Keep it if it has an error
Keep it if latency exceeds some threshold
Keep it if it touches a specific service or route you're currently worried about
Otherwise, sample it at some low background rate for statistical coverage

The OpenTelemetry Collector ships a tail_sampling processor that does exactly this:

# otel-collector-config.yaml
processors:
  tail_sampling:
    decision_wait: 10s
    policies:
      - name: keep-errors
        type: status_code
        status_code: { status_codes: [ERROR] }
      - name: keep-slow
        type: latency
        latency: { threshold_ms: 800 }
      - name: background-sample
        type: probabilistic
        probabilistic: { sampling_percentage: 5 }

That decision_wait: 10s line is the whole trick — the collector holds every span for up to 10 seconds, waits to see how the trace resolves, and then decides. Errors and slow requests get kept regardless of the dice roll. Everything else gets the boring flat sample for trend-line purposes. You end up with a small dataset that's disproportionately full of the traces you'd actually want to open at 2am.

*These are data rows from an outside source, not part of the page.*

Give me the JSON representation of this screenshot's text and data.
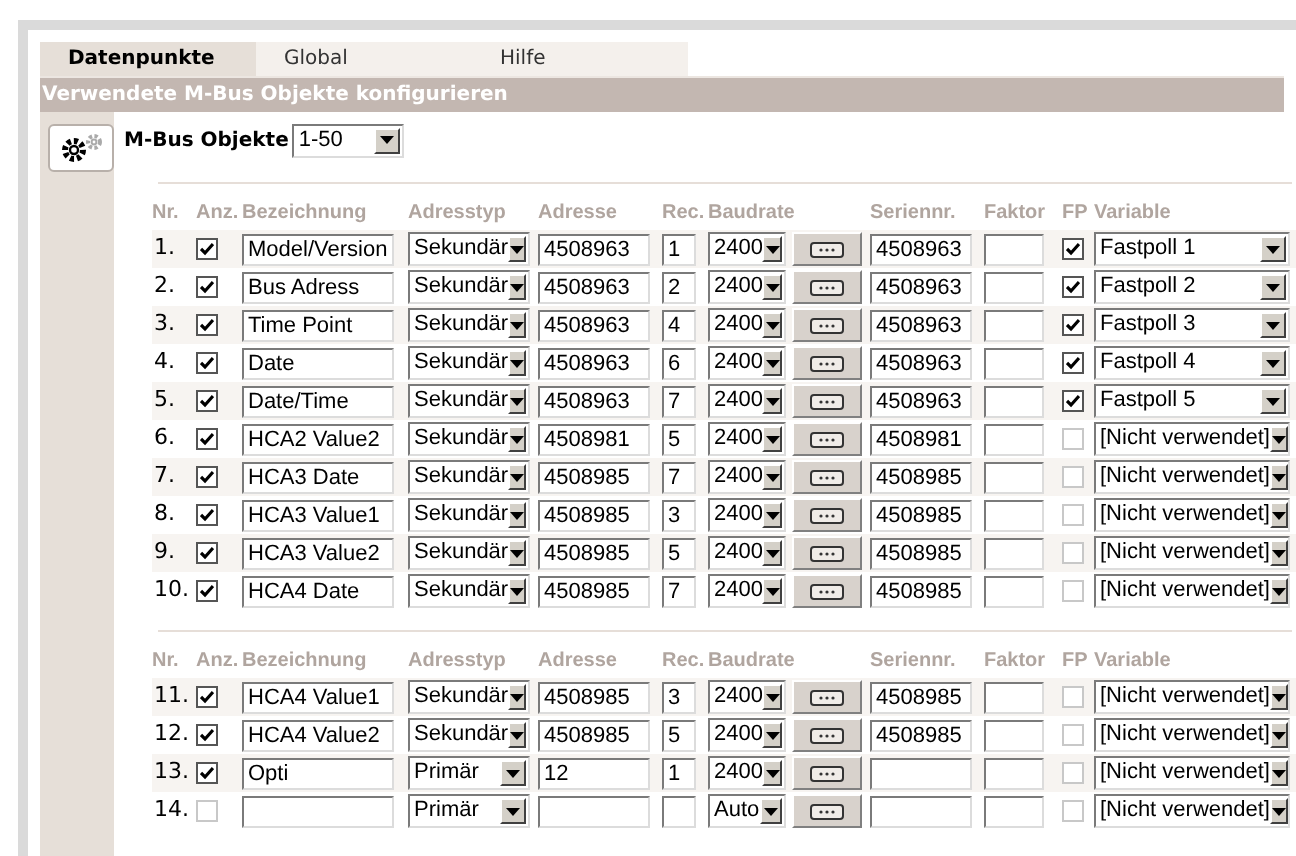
{
  "tabs": [
    {
      "label": "Datenpunkte",
      "selected": true
    },
    {
      "label": "Global",
      "selected": false
    },
    {
      "label": "Hilfe",
      "selected": false
    }
  ],
  "section_title": "Verwendete M-Bus Objekte konfigurieren",
  "objects_select": {
    "label": "M-Bus Objekte",
    "value": "1-50"
  },
  "groups": [
    {
      "columns": [
        "Nr.",
        "Anz.",
        "Bezeichnung",
        "Adresstyp",
        "Adresse",
        "Rec.",
        "Baudrate",
        "Seriennr.",
        "Faktor",
        "FP",
        "Variable"
      ],
      "rows": [
        {
          "nr": "1.",
          "shown": true,
          "name": "Model/Version",
          "address_type": "Sekundär",
          "address": "4508963",
          "rec": "1",
          "baud": "2400",
          "serial": "4508963",
          "fp": true,
          "variable": "Fastpoll 1"
        },
        {
          "nr": "2.",
          "shown": true,
          "name": "Bus Adress",
          "address_type": "Sekundär",
          "address": "4508963",
          "rec": "2",
          "baud": "2400",
          "serial": "4508963",
          "fp": true,
          "variable": "Fastpoll 2"
        },
        {
          "nr": "3.",
          "shown": true,
          "name": "Time Point",
          "address_type": "Sekundär",
          "address": "4508963",
          "rec": "4",
          "baud": "2400",
          "serial": "4508963",
          "fp": true,
          "variable": "Fastpoll 3"
        },
        {
          "nr": "4.",
          "shown": true,
          "name": "Date",
          "address_type": "Sekundär",
          "address": "4508963",
          "rec": "6",
          "baud": "2400",
          "serial": "4508963",
          "fp": true,
          "variable": "Fastpoll 4"
        },
        {
          "nr": "5.",
          "shown": true,
          "name": "Date/Time",
          "address_type": "Sekundär",
          "address": "4508963",
          "rec": "7",
          "baud": "2400",
          "serial": "4508963",
          "fp": true,
          "variable": "Fastpoll 5"
        },
        {
          "nr": "6.",
          "shown": true,
          "name": "HCA2 Value2",
          "address_type": "Sekundär",
          "address": "4508981",
          "rec": "5",
          "baud": "2400",
          "serial": "4508981",
          "fp": false,
          "variable": "[Nicht verwendet]"
        },
        {
          "nr": "7.",
          "shown": true,
          "name": "HCA3 Date",
          "address_type": "Sekundär",
          "address": "4508985",
          "rec": "7",
          "baud": "2400",
          "serial": "4508985",
          "fp": false,
          "variable": "[Nicht verwendet]"
        },
        {
          "nr": "8.",
          "shown": true,
          "name": "HCA3 Value1",
          "address_type": "Sekundär",
          "address": "4508985",
          "rec": "3",
          "baud": "2400",
          "serial": "4508985",
          "fp": false,
          "variable": "[Nicht verwendet]"
        },
        {
          "nr": "9.",
          "shown": true,
          "name": "HCA3 Value2",
          "address_type": "Sekundär",
          "address": "4508985",
          "rec": "5",
          "baud": "2400",
          "serial": "4508985",
          "fp": false,
          "variable": "[Nicht verwendet]"
        },
        {
          "nr": "10.",
          "shown": true,
          "name": "HCA4 Date",
          "address_type": "Sekundär",
          "address": "4508985",
          "rec": "7",
          "baud": "2400",
          "serial": "4508985",
          "fp": false,
          "variable": "[Nicht verwendet]"
        }
      ]
    },
    {
      "columns": [
        "Nr.",
        "Anz.",
        "Bezeichnung",
        "Adresstyp",
        "Adresse",
        "Rec.",
        "Baudrate",
        "Seriennr.",
        "Faktor",
        "FP",
        "Variable"
      ],
      "rows": [
        {
          "nr": "11.",
          "shown": true,
          "name": "HCA4 Value1",
          "address_type": "Sekundär",
          "address": "4508985",
          "rec": "3",
          "baud": "2400",
          "serial": "4508985",
          "fp": false,
          "variable": "[Nicht verwendet]"
        },
        {
          "nr": "12.",
          "shown": true,
          "name": "HCA4 Value2",
          "address_type": "Sekundär",
          "address": "4508985",
          "rec": "5",
          "baud": "2400",
          "serial": "4508985",
          "fp": false,
          "variable": "[Nicht verwendet]"
        },
        {
          "nr": "13.",
          "shown": true,
          "name": "Opti",
          "address_type": "Primär",
          "address": "12",
          "rec": "1",
          "baud": "2400",
          "fp": false,
          "variable": "[Nicht verwendet]"
        },
        {
          "nr": "14.",
          "shown": false,
          "address_type": "Primär",
          "baud": "Auto",
          "fp": false,
          "variable": "[Nicht verwendet]"
        }
      ]
    }
  ]
}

The catch nobody puts in the marketing slide

Tail sampling isn't free, and pretending otherwise is how teams end up with a collector fleet that falls over under its own cleverness. Buffering every span for every in-flight trace means:

Memory pressure. The collector needs to hold complete trace data for the entire decision_wait window, for every trace, before it can throw anything away. High-traffic services need a collector tier sized for this, not an afterthought sidecar.
All spans for one trace must land on the same collector instance. If your trace's spans get load-balanced across different collector replicas, no single one has the full picture to make a keep/drop decision. You need consistent routing — typically hashing on trace ID — before spans hit the tail sampling processor.
Decision latency is a real cost. A 10-second wait means your "did this error?" signal lags by 10 seconds. Fine for debugging, less fine if you're piping sampled traces into something latency-sensitive.

The practical answer most teams land on is a hybrid: a small head-based sample for baseline volume/cost control, layered under a tail-based policy tier that guarantees you never lose an error or an outlier. You're not choosing one philosophy — you're building a funnel.

Try this before your next incident

If you're running OpenTelemetry today with a flat percentage sampler, the smallest useful change you can make this week is adding an error-and-latency tail policy in front of your existing collector — even without touching your instrumentation code. You'll be shocked how much of your "we have no idea why that failed" backlog turns into "oh, here's the trace" once you stop discarding the interesting requests before you know they're interesting.

Go check your collector config. If the word "sampler" only appears once and it's a flat percentage, that's your next PR.